Am 21. Februar 2012 spielten sich in der Christ-Erlöser-Kathedrale in Moskau unerwartete Szenen ab: Fünf Frauen in bunten Kleidern und Sturmhauben stürmten den Altar und trugen ein «Punkgebet» vor. Die Botschaft: «Mutter Gottes, du Jungfrau, vertreibe Putin!»
Dieses «Punkgebet» hat die Protest- und Punkgruppe Pussy Riot veranstaltet. Sie «beteten» für Frauenrechte, gegen die politische Macht der orthodoxen Kirche und vor allem: gegen Putin. Dass sie dafür ins Gefängnis kamen, überrascht aus heutiger Sicht nicht – damals aber schlug der Fall Pussy Riot grosse Wellen.
«Plötzlich wurde in den westlichen Ländern sichtbar, dass es in Russland Protest gibt und dass der Staat nicht davor zurückschreckt, sehr hart dagegen vorzugehen», erklärt die deutsche Journalistin Norma Schneider. In ihrem neuen Buch «Punk statt Putin» befasst sie sich mit russischer Gegenkultur.
Der russische Staat instrumentalisiert Kultur, um für nationalen Zusammenhalt zu sorgen und befeuert dadurch staatsnahe Werte: traditionelle Familienstrukturen und Geschlechterrollen, die orthodoxe Kirche, und generell eine gesellschaftliche «Norm».
Alles, was diese Werte in Frage stellt, kann gegenkulturell sein. Dabei umfasst gegenkulturelle Musik etliche Genres und Themen, von politischem und feministischem Punk über queeren Rap bis hin zu satirischer Rave-Musik.
Nischen schwinden
Vor Beginn des Krieges gab es Spielraum für Musik, die sich gegen das Regime richtete.
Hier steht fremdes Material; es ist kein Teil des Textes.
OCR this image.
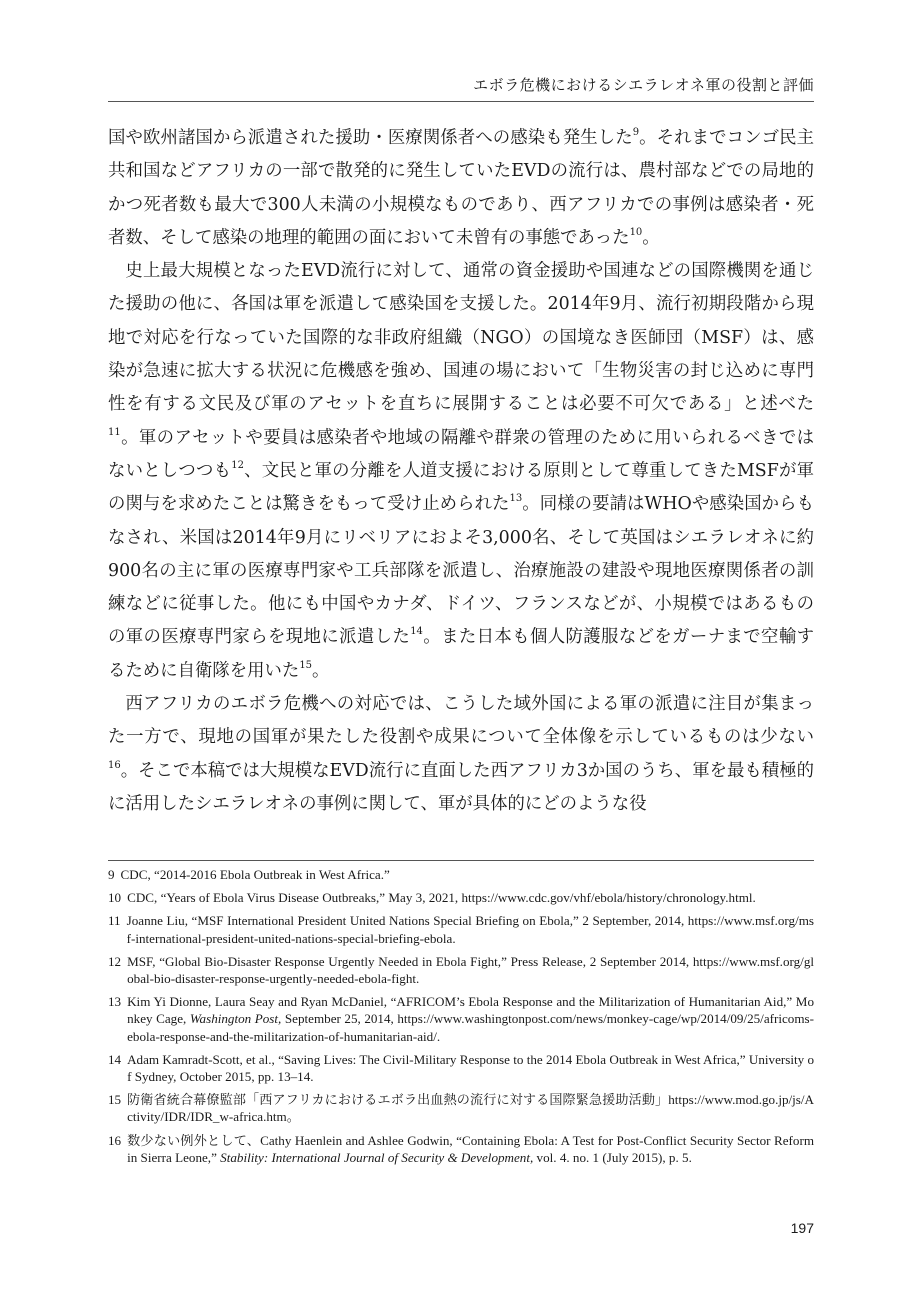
エボラ危機におけるシエラレオネ軍の役割と評価

国や欧州諸国から派遣された援助・医療関係者への感染も発生した$^9$。それまでコンゴ民主共和国などアフリカの一部で散発的に発生していたEVDの流行は、農村部などでの局地的かつ死者数も最大で300人未満の小規模なものであり、西アフリカでの事例は感染者・死者数、そして感染の地理的範囲の面において未曾有の事態であった$^{10}$。

史上最大規模となったEVD流行に対して、通常の資金援助や国連などの国際機関を通じた援助の他に、各国は軍を派遣して感染国を支援した。2014年9月、流行初期段階から現地で対応を行なっていた国際的な非政府組織（NGO）の国境なき医師団（MSF）は、感染が急速に拡大する状況に危機感を強め、国連の場において「生物災害の封じ込めに専門性を有する文民及び軍のアセットを直ちに展開することは必要不可欠である」と述べた$^{11}$。軍のアセットや要員は感染者や地域の隔離や群衆の管理のために用いられるべきではないとしつつも$^{12}$、文民と軍の分離を人道支援における原則として尊重してきたMSFが軍の関与を求めたことは驚きをもって受け止められた$^{13}$。同様の要請はWHOや感染国からもなされ、米国は2014年9月にリベリアにおよそ3,000名、そして英国はシエラレオネに約900名の主に軍の医療専門家や工兵部隊を派遣し、治療施設の建設や現地医療関係者の訓練などに従事した。他にも中国やカナダ、ドイツ、フランスなどが、小規模ではあるものの軍の医療専門家らを現地に派遣した$^{14}$。また日本も個人防護服などをガーナまで空輸するために自衛隊を用いた$^{15}$。

西アフリカのエボラ危機への対応では、こうした域外国による軍の派遣に注目が集まった一方で、現地の国軍が果たした役割や成果について全体像を示しているものは少ない$^{16}$。そこで本稿では大規模なEVD流行に直面した西アフリカ3か国のうち、軍を最も積極的に活用したシエラレオネの事例に関して、軍が具体的にどのような役

9 CDC, “2014-2016 Ebola Outbreak in West Africa.”
10 CDC, “Years of Ebola Virus Disease Outbreaks,” May 3, 2021, https://www.cdc.gov/vhf/ebola/history/chronology.html.
11 Joanne Liu, “MSF International President United Nations Special Briefing on Ebola,” 2 September, 2014, https://www.msf.org/msf-international-president-united-nations-special-briefing-ebola.
12 MSF, “Global Bio-Disaster Response Urgently Needed in Ebola Fight,” Press Release, 2 September 2014, https://www.msf.org/global-bio-disaster-response-urgently-needed-ebola-fight.
13 Kim Yi Dionne, Laura Seay and Ryan McDaniel, “AFRICOM’s Ebola Response and the Militarization of Humanitarian Aid,” Monkey Cage, Washington Post, September 25, 2014, https://www.washingtonpost.com/news/monkey-cage/wp/2014/09/25/africoms-ebola-response-and-the-militarization-of-humanitarian-aid/.
14 Adam Kamradt-Scott, et al., “Saving Lives: The Civil-Military Response to the 2014 Ebola Outbreak in West Africa,” University of Sydney, October 2015, pp. 13–14.
15 防衛省統合幕僚監部「西アフリカにおけるエボラ出血熱の流行に対する国際緊急援助活動」https://www.mod.go.jp/js/Activity/IDR/IDR_w-africa.htm。
16 数少ない例外として、Cathy Haenlein and Ashlee Godwin, “Containing Ebola: A Test for Post-Conflict Security Sector Reform in Sierra Leone,” Stability: International Journal of Security & Development, vol. 4. no. 1 (July 2015), p. 5.
197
Veranstaltungen wurden nicht selten offen angekündigt und in sozialen Medien verbreitet. Teilweise wurden sogar Kunstpreise für kritische Werke vergeben. Es war jedoch schon damals mit Risiken verbunden.
Immer wieder verhinderte die Polizei Veranstaltungen, und Musikschaffende landeten auf der Blacklist oder im Gefängnis. Wen es traf, war unvorhersehbar und wirkte nach aussen willkürlich.
Um sich zu schützen, machen viele regimekritische Musikerinnen und Musiker eine Gratwanderung: Manche halten ihre Texte vage und vermeiden explizite Aussagen, andere verbergen etwaige politische Aussagen mit surrealen oder satirischen Inhalten.
«Mittlerweile sind die Repressionen so stark, dass Gegenkultur wirklich nur noch im Verborgenen stattfinden kann und deswegen schwer aufzufinden ist», sagt Norma Schneider. Der grösste Teil der Gegenkultur findet im Exil statt.
«Es gibt keinen Tod mehr»
Eine der Exilbands ist das Duo «IC3PEAK». Sie ist vor allem bei jungen Menschen beliebt, weil sie mit ihrem «audiovisuellen Terror» die düstere und hoffnungslose Stimmung der Jungen in Russland einfängt. Im Song «Es gibt keinen Tod mehr» heisst es:
Ich spüle meine Augen mit Kerosin.
Lass alles brennen, lass alles brennen.
Ganz Russland schaut mir zu.
Lass alles brennen, lass alles brennen.
Die Reaktion des Staates: Das Duo wurde während seiner Tour 2019 von den Behörden behelligt und in Novosibirsk mehrere Stunden festgenommen, sodass es sein Konzert verpasste. Mittlerweile steht IC3PEAK gar auf der Blacklist für russische Kunstschaffende.
Düstere Aussichten
Norma Schneider zieht ein ernüchterndes Fazit: «Mit Kunst kann man im Moment leider nicht viel bewirken, ausser man stärkt den Zusammenhalt innerhalb der Oppositionen und zeigt, dass man nicht allein ist.»